Lucy felt her temper flare. A towering six-foot beauty with long blonde locks and cheekbones that could cut stone, Angelique probably couldn’t relate to anyone who didn’t roll out of bed ready for a close-up. Annoyed, Lucy jutted out her hip again, throwing back her chin slightly.
“Yes!” Wyatt exclaimed. “Much better.”
“Finally,” Angelique said. “Now try this one.” She pivoted her willowy frame so that the imaginary camera in front of her caught one side of her body and a bit of her back. Then she coquettishly turned her head, chin nearly at her shoulder, and smiled.
Lucy imitated, casting an insouciant grin at Wyatt in the mirror. He squinted back, examining her clinically, and then nodded. “Not bad,” he declared. “Great job.”
“Hey, thanks!” Lucy spun around to face him, shocked to hear praise escape his lips.
“Great job, Angelique. Now, Lucy, you may try walking.”
Day Six, 3:12 PM
“Fill in the blank,” Wyatt said. When Lucy emerged from the dressing room at Bergdorf in a black satin Dolce & Gabbana, he immediately shook his head. The dress was too overtly sexy for their purposes. He sent her back behind the black velvet curtain to try on the next outfit. “The gay male walker is a blank part of the socialite’s arsenal.”
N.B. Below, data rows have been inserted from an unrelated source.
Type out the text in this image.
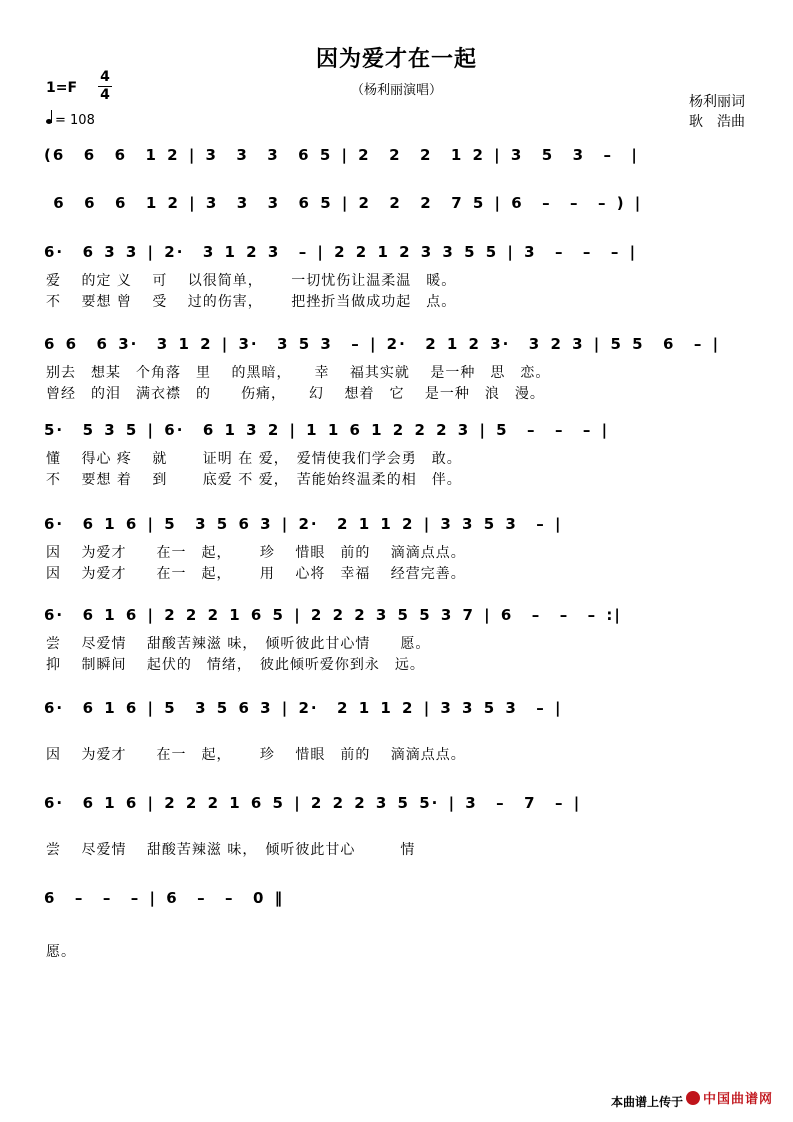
因为爱才在一起
（杨利丽演唱）
1=F
4
4
= 108
杨利丽词
耿　浩曲
(6  6  6  1 2 | 3  3  3  6 5 | 2  2  2  1 2 | 3  5  3  –  |
6  6  6  1 2 | 3  3  3  6 5 | 2  2  2  7 5 | 6  –  –  – ) |
6·  6 3 3 | 2·  3 1 2 3  – | 2 2 1 2 3 3 5 5 | 3  –  –  – |
爱　 的定 义　 可　 以很简单，　　 一切忧伤让温柔温　暖。
不　 要想 曾　 受　 过的伤害，　　 把挫折当做成功起　点。
6 6  6 3·  3 1 2 | 3·  3 5 3  – | 2·  2 1 2 3·  3 2 3 | 5 5  6  – |
别去　想某　个角落　里　 的黑暗，　　幸　 福其实就　 是一种　思　恋。
曾经　的泪　满衣襟　的　　伤痛，　　幻　 想着　它　 是一种　浪　漫。
5·  5 3 5 | 6·  6 1 3 2 | 1 1 6 1 2 2 2 3 | 5  –  –  – |
懂　 得心 疼　 就　　 证明 在 爱，　爱情使我们学会勇　敢。
不　 要想 着　 到　　 底爱 不 爱，　苦能始终温柔的相　伴。
6·  6 1 6 | 5  3 5 6 3 | 2·  2 1 1 2 | 3 3 5 3  – |
因　 为爱才　　在一　起，　　 珍　 惜眼　前的　 滴滴点点。
因　 为爱才　　在一　起，　　 用　 心将　幸福　 经营完善。
6·  6 1 6 | 2 2 2 1 6 5 | 2 2 2 3 5 5 3 7 | 6  –  –  – :|
尝　 尽爱情　 甜酸苦辣滋 味，　倾听彼此甘心情　　愿。
抑　 制瞬间　 起伏的　情绪，　彼此倾听爱你到永　远。
6·  6 1 6 | 5  3 5 6 3 | 2·  2 1 1 2 | 3 3 5 3  – |
因　 为爱才　　在一　起，　　 珍　 惜眼　前的　 滴滴点点。
6·  6 1 6 | 2 2 2 1 6 5 | 2 2 2 3 5 5· | 3  –  7  – |
尝　 尽爱情　 甜酸苦辣滋 味，　倾听彼此甘心　　　情
6  –  –  – | 6  –  –  0 ‖
愿。
本曲谱上传于	中国曲谱网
“I don’t know.” Her voice was muffled by whatever she was pulling over her head. “Outdated?”
“Essential. Charming, stylish, erudite men never go out of style. I’ve booked you several lunch dates at La Goulue with the best in the business, so to speak. I won’t be able to go with you to every event, you know. I’ve got my own work to do.”
Lucy pushed back the curtain, flush-faced from the exertion of trying on three racks of clothes in record time. Now she modeled a sophisticated Rodarte cocktail dress in muted pink chiffon. It showed off her figure, which had already been significantly whittled thanks to Derrick. Wyatt gave a thumbs up.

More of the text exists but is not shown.